Modern linguists who work at translating the texts of the Bible have a very difficult time of it.  I've mentioned some of the problems here in the past, but the fact is that words are used and without some other text to compare them to that makes the meaning of the word clear, it sometimes becomes a "best educated guess".   Politics also get involved, in that there seems to be translators who are hide-bound to the traditional way of reading, as compared to people who use comparison with other texts to get or verify the meanings of words.  Then you add in the discovery of new texts (like the Dead Sea scrolls), and the complexity of the situation multiplies.  Oh, and did I mention that translating from one culture to another is also required?  That requires an understanding of anthropology and human behavior.  Properly translating the Bible then becomes a complex scientific endeavor, and thinking that one can just "read the Bible in it's original language" is not accurate.

That is why I said what I did about homosexuality.  The meaning of the word, according to the individuals I've talked with, is literally not known, but there are hints that suggest it refers to the young male prostitutes I mentioned.  The understanding of the words referring to homosexuality may seem old to us, but as I understand it, the meaning has changed over the years (along with many other words).  The individuals I've talked with said that they (translators and lingual researchers) literally are not sure what was actually meant.

The statement about five lines against homosexuality and the thousands of lines against the abuse of the poor... that could be argued to be a matter of interpretation, except that the five lines are a question of proper translation and it illustrates a point - that is, fundamentalists depend on a literal understanding of a poorly translated text, without understanding the cultural references.  They interpret the text according to their own cultural understanding.  A more scientific view would try to determine the meaning during the period in question, which requires much interdisciplinary research and study.   That is what my criticism is of them: they reject modern research and stick to a limited, often bigoted and ethnocentric reading of a book that came out of a different time and radically different culture.  They also ignore known themes running through the book they claim to follow (treatment of the poor), while focusing on ones that are not supported by modern scholarship.

The lines about the treatment of the poor - those are for the most part accurately translated.  Yet you don't hear about them from most dominionists (or at the most very rarely do).  (I must add that I HAVE heard of a couple of dominionists who do also pay attention to that theme along with the others.)
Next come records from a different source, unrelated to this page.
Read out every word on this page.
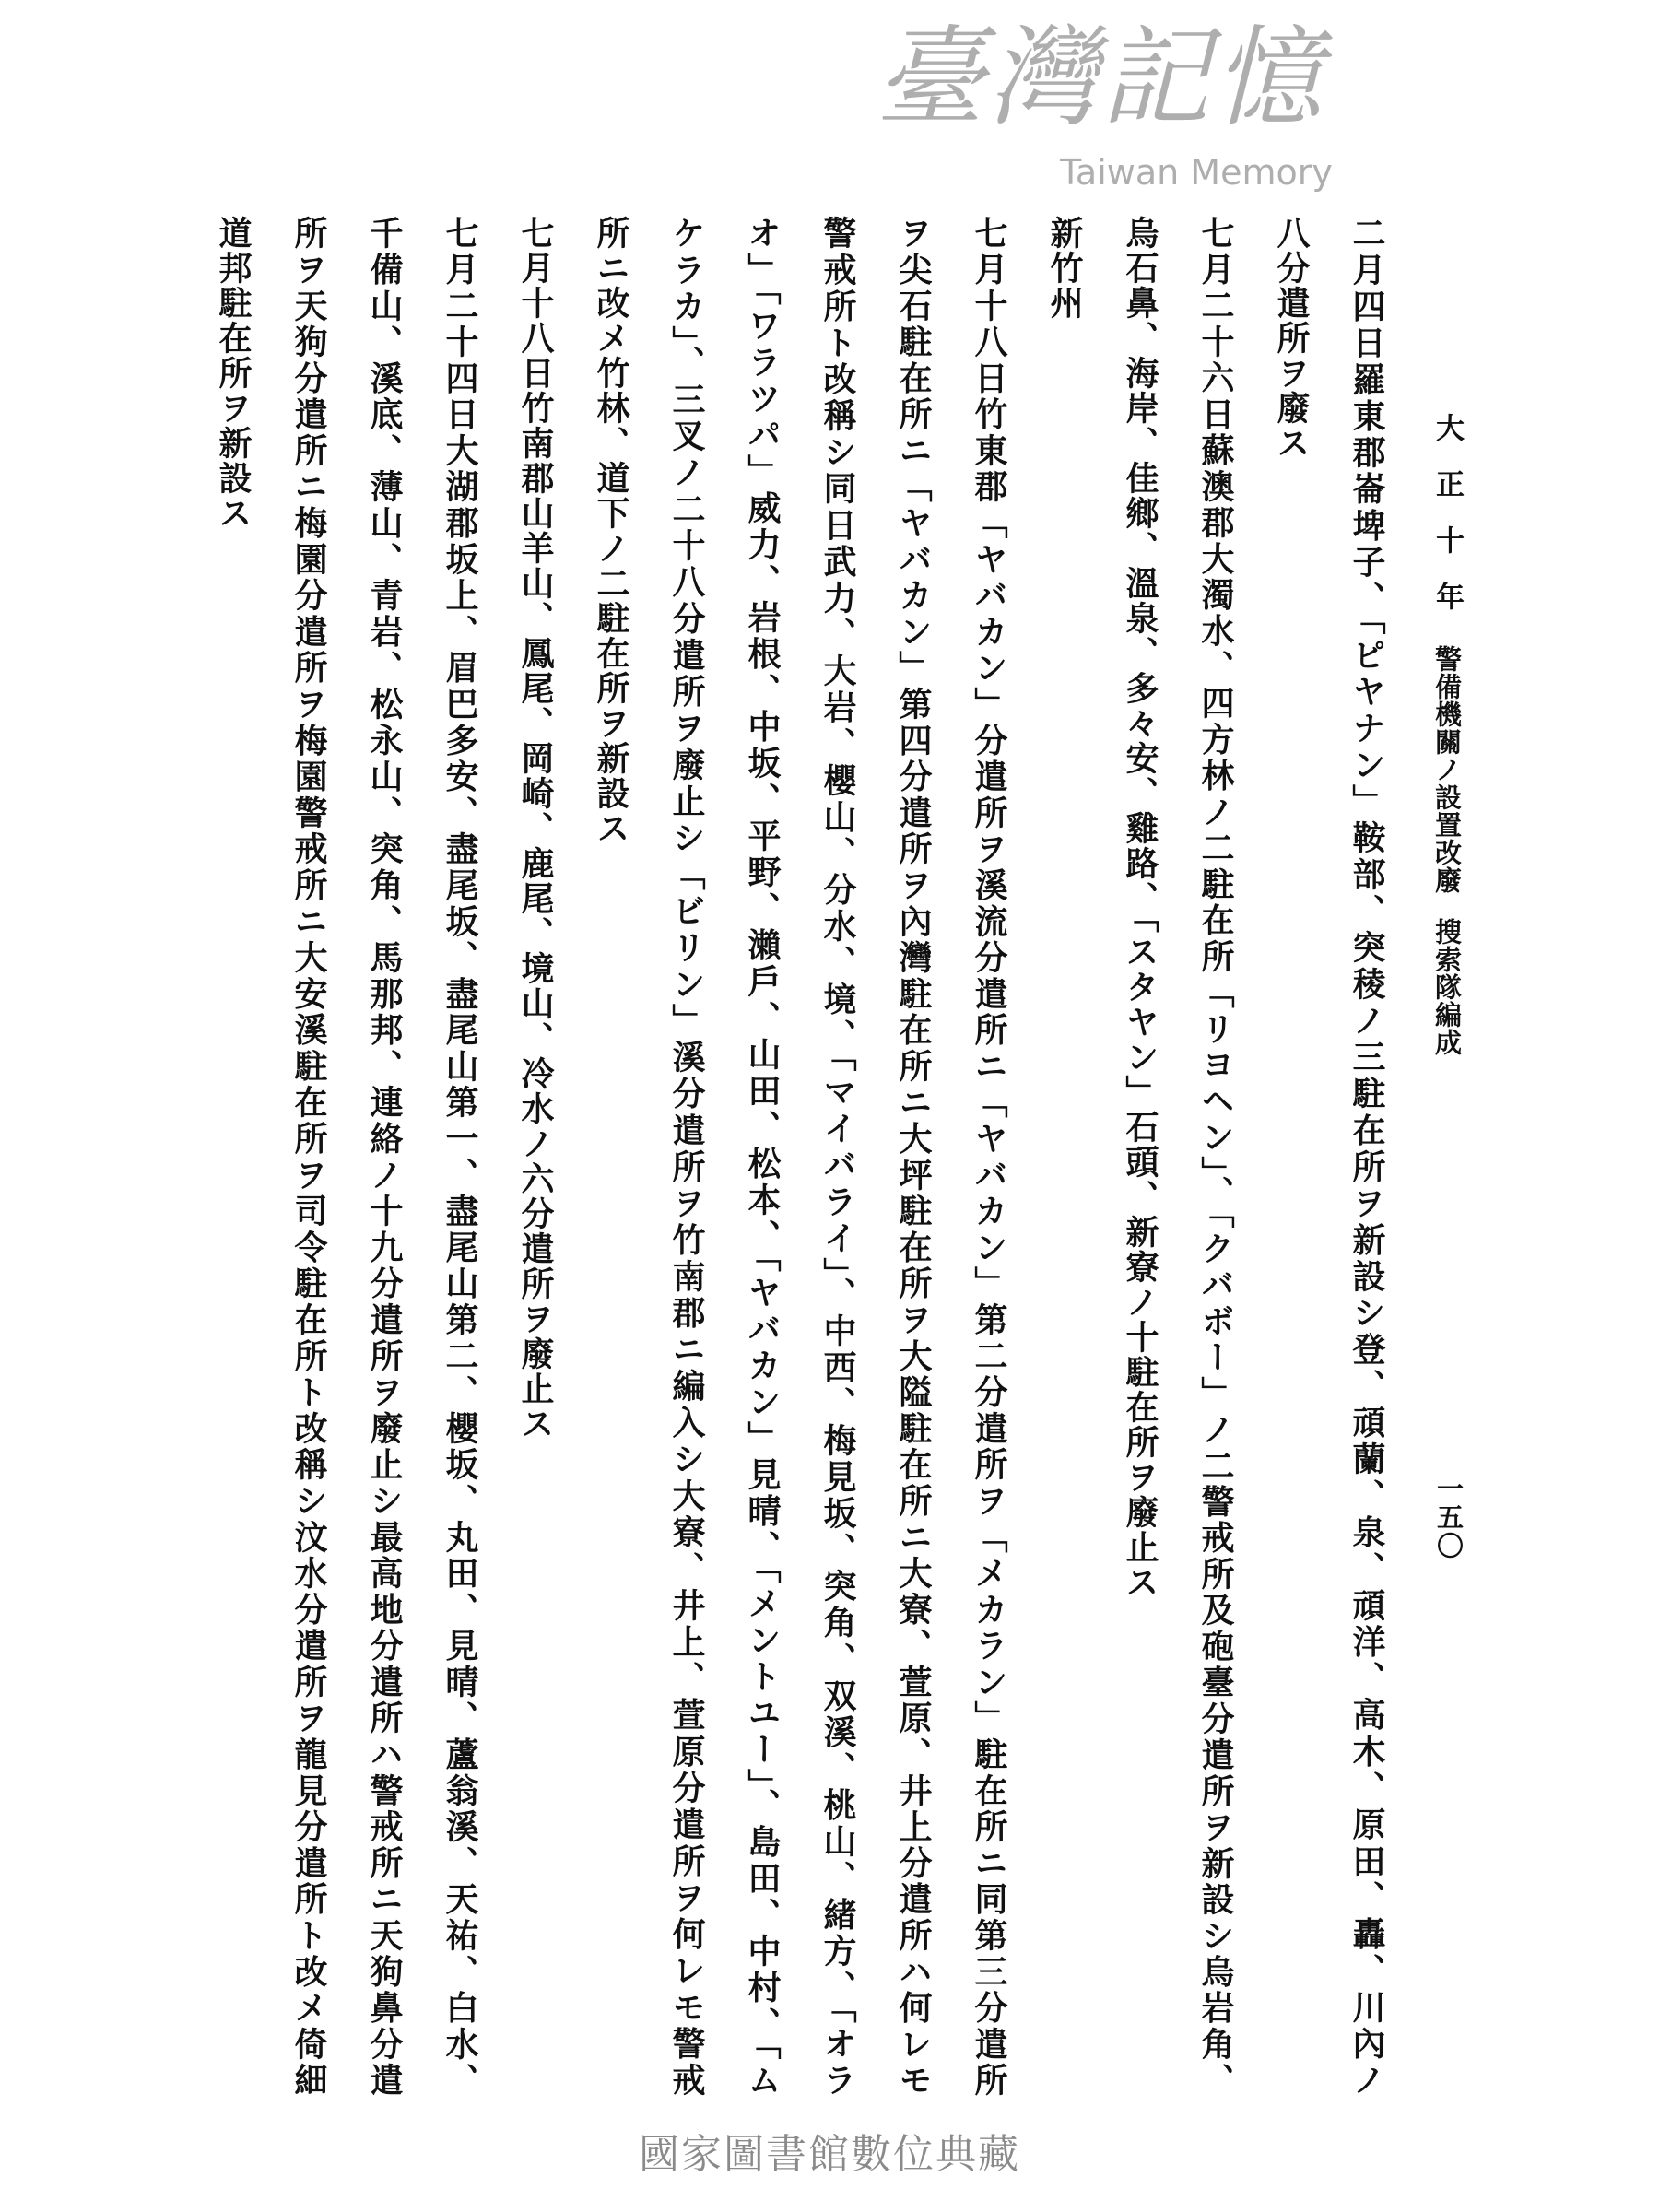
臺灣記憶
Taiwan Memory
大正十年
警備機關ノ設置改廢
搜索隊編成
一五〇
二月四日羅東郡崙埤子、「ピヤナン」鞍部、突稜ノ三駐在所ヲ新設シ登、頑蘭、泉、頑洋、高木、原田、轟、川內ノ
八分遣所ヲ廢ス
七月二十六日蘇澳郡大濁水、四方林ノ二駐在所「リヨヘン」、「クバボー」ノ二警戒所及砲臺分遣所ヲ新設シ烏岩角、
烏石鼻、海岸、佳鄉、溫泉、多々安、雞路、「スタヤン」石頭、新寮ノ十駐在所ヲ廢止ス
新竹州
七月十八日竹東郡「ヤバカン」分遣所ヲ溪流分遣所ニ「ヤバカン」第二分遣所ヲ「メカラン」駐在所ニ同第三分遣所
ヲ尖石駐在所ニ「ヤバカン」第四分遣所ヲ內灣駐在所ニ大坪駐在所ヲ大隘駐在所ニ大寮、萱原、井上分遣所ハ何レモ
警戒所ト改稱シ同日武力、大岩、櫻山、分水、境、「マイバライ」、中西、梅見坂、突角、双溪、桃山、緒方、「オラ
オ」「ワラツパ」威力、岩根、中坂、平野、瀨戶、山田、松本、「ヤバカン」見晴、「メントユー」、島田、中村、「ム
ケラカ」、三叉ノ二十八分遣所ヲ廢止シ「ビリン」溪分遣所ヲ竹南郡ニ編入シ大寮、井上、萱原分遣所ヲ何レモ警戒
所ニ改メ竹林、道下ノ二駐在所ヲ新設ス
七月十八日竹南郡山羊山、鳳尾、岡崎、鹿尾、境山、冷水ノ六分遣所ヲ廢止ス
七月二十四日大湖郡坂上、眉巴多安、盡尾坂、盡尾山第一、盡尾山第二、櫻坂、丸田、見晴、蘆翁溪、天祐、白水、
千備山、溪底、薄山、青岩、松永山、突角、馬那邦、連絡ノ十九分遣所ヲ廢止シ最高地分遣所ハ警戒所ニ天狗鼻分遣
所ヲ天狗分遣所ニ梅園分遣所ヲ梅園警戒所ニ大安溪駐在所ヲ司令駐在所ト改稱シ汶水分遣所ヲ龍見分遣所ト改メ倚細
道邦駐在所ヲ新設ス
國家圖書館數位典藏
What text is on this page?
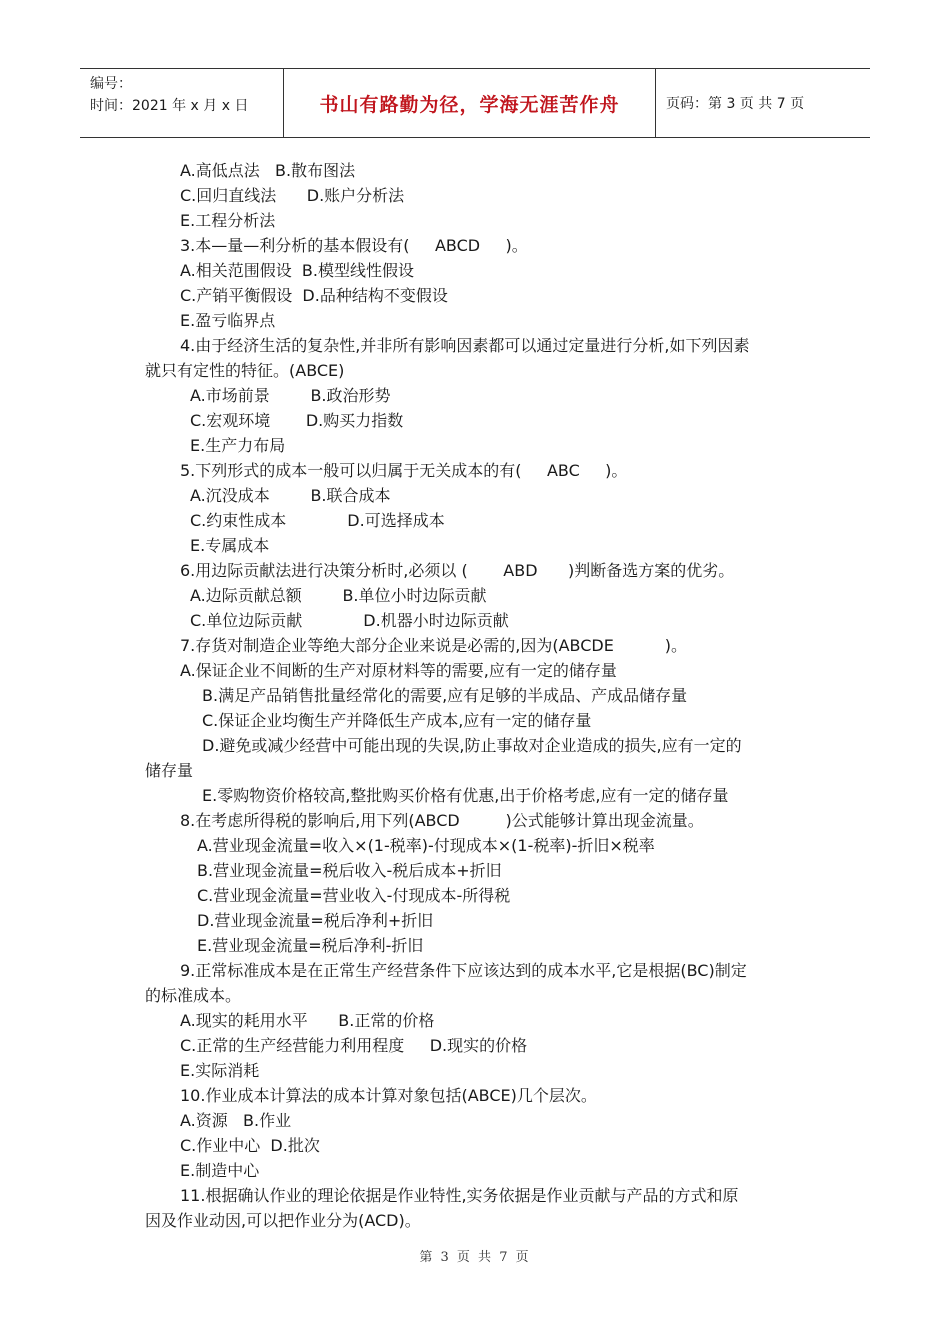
编号：
时间：2021 年 x 月 x 日	书山有路勤为径，学海无涯苦作舟	页码：第 3 页 共 7 页
A.高低点法   B.散布图法
C.回归直线法      D.账户分析法
E.工程分析法
3.本—量—利分析的基本假设有(     ABCD     )。
A.相关范围假设  B.模型线性假设
C.产销平衡假设  D.品种结构不变假设
E.盈亏临界点
4.由于经济生活的复杂性,并非所有影响因素都可以通过定量进行分析,如下列因素
就只有定性的特征。(ABCE)
A.市场前景        B.政治形势
C.宏观环境       D.购买力指数
E.生产力布局
5.下列形式的成本一般可以归属于无关成本的有(     ABC     )。
A.沉没成本        B.联合成本
C.约束性成本            D.可选择成本
E.专属成本
6.用边际贡献法进行决策分析时,必须以 (       ABD      )判断备选方案的优劣。
A.边际贡献总额        B.单位小时边际贡献
C.单位边际贡献            D.机器小时边际贡献
7.存货对制造企业等绝大部分企业来说是必需的,因为(ABCDE          )。
A.保证企业不间断的生产对原材料等的需要,应有一定的储存量
B.满足产品销售批量经常化的需要,应有足够的半成品、产成品储存量
C.保证企业均衡生产并降低生产成本,应有一定的储存量
D.避免或减少经营中可能出现的失误,防止事故对企业造成的损失,应有一定的
储存量
E.零购物资价格较高,整批购买价格有优惠,出于价格考虑,应有一定的储存量
8.在考虑所得税的影响后,用下列(ABCD         )公式能够计算出现金流量。
A.营业现金流量=收入×(1-税率)-付现成本×(1-税率)-折旧×税率
B.营业现金流量=税后收入-税后成本+折旧
C.营业现金流量=营业收入-付现成本-所得税
D.营业现金流量=税后净利+折旧
E.营业现金流量=税后净利-折旧
9.正常标准成本是在正常生产经营条件下应该达到的成本水平,它是根据(BC)制定
的标准成本。
A.现实的耗用水平      B.正常的价格
C.正常的生产经营能力利用程度     D.现实的价格
E.实际消耗
10.作业成本计算法的成本计算对象包括(ABCE)几个层次。
A.资源   B.作业
C.作业中心  D.批次
E.制造中心
11.根据确认作业的理论依据是作业特性,实务依据是作业贡献与产品的方式和原
因及作业动因,可以把作业分为(ACD)。
第 3 页 共 7 页
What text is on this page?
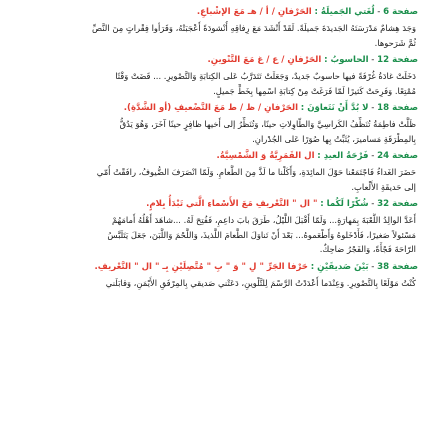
صفحة 6 - لُغَتي الجَميلَةُ : الحَرْفانِ / أ / هـ مَعَ الإشْباعِ.
وَجَدَ هِشامٌ مَدْرَسَتَهُ الجَديدَةَ جَميلَةً. لَقَدْ أَنْشَدَ مَعَ رِفاقِهِ أُنْشودَةً أَعْجَبَتْهُ، وَقَرَأوا فِقْراتٍ مِنَ النَّصِّ
ثُمَّ شَرَحوها.
صفحة 12 - الحاسوبُ : الحَرْفانِ / ع / غ مَعَ التَّنْوينِ.
دَخَلَتْ غادَةُ غُرْفَةً فيها حاسوبٌ جَديدٌ، وَجَعَلَتْ تَتَدَرَّبُ عَلى الكِتابَةِ وَالتَّصْويرِ. ... قَضَتْ وَقْتًا
مُمْتِعًا. وَفَرِحَتْ كَثيرًا لَمّا فَرَغَتْ مِنْ كِتابَةِ اسْمِها بِخَطٍّ جَميلٍ.
صفحة 18 - لا بُدَّ أَنْ نَتَعاوَنَ : الحَرْفانِ / ظ / ط مَعَ التَّضْعيفِ (أو الشَّدَّةِ).
ظَلَّتْ فاطِمَةُ تُنَظِّفُ الكَراسِيَّ وَالطّاوِلاتِ حينًا، وَتُنَظِّرُ إلى أَخيها ظافِرٍ حينًا آخَرَ، وَهُوَ يَدُقُّ
بِالمِطْرَقَةِ مَساميرَ، يُثَبِّتُ بِها صُوَرًا عَلى الجُدْرانِ.
صفحة 24 - فَرْحَةُ العيدِ : ال القَمَرِيَّةُ وَ الشَّمْسِيَّةُ.
حَضَرَ الغَداءُ فَاجْتَمَعْنا حَوْلَ المائِدَةِ، وَأَكَلْنا ما لَذَّ مِنَ الطَّعامِ. وَلَمّا انْصَرَفَ الضُّيوفُ، رافَقْتُ أُمّي
إلى حَديقَةِ الأَلْعابِ.
صفحة 32 - شُكْرًا لَكُما : " ال " التَّعْريفِ مَعَ الأَسْماءِ الَّتي تَبْدَأُ بِلامٍ.
أَعَدَّ الوالِدُ اللُّعْبَةَ بِمَهارَةٍ... وَلَمّا أَقْبَلَ اللَّيْلُ، طَرَقَ بابَ داعِمِ، فَفُتِحَ لَهُ. ...شاهَدَ أَهْلُهُ أَمامَهُمْ
مَسْئولاً صَغيرًا، فَأَدْخَلوهُ وَأَطْعَموهُ... بَعْدَ أَنْ تَناوَلَ الطَّعامَ اللَّذيذَ، وَاللَّحْمَ وَاللَّبَنَ، جَعَلَ يَتَلَبَّسُ
الرّاحَةَ فَجْأَةً، وَالفَجْرُ ضاحِكٌ.
صفحة 38 - بَيْنَ صَديقَيْنِ : حَرْفا الجَرِّ " لِ " وَ " بِ " مُتَّصِلَيْنِ بِـ " ال " التَّعْريفِ.
كُنْتُ مَوْلَعًا بِالتَّصْويرِ. وَعِنْدَما أَعْدَدْتُ الرَّسْمَ لِلتَّلْوينِ، دَعَتْني صَديقي بِالمِرْفَقِ الأَيْمَنِ، وَقابَلَني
It's not a matter of cherry picking or selective reading, it's a matter of trying to understand what the authors were trying to say to the audience of their time, and then comparing that to what we understand today.  Also there is the matter of perspective... it's not logical to ignore thousands of lines and make a big fuss about a few lines.

Oh, and the meaning of "Abomination" is another example of rejecting science (more accurate translation of the word) for a ethnocentric reading.  They interpret the meaning based upon their beliefs, rather than try to get an accurate understanding.  (I might add that the word "Sin" is also largely misunderstood and misused.)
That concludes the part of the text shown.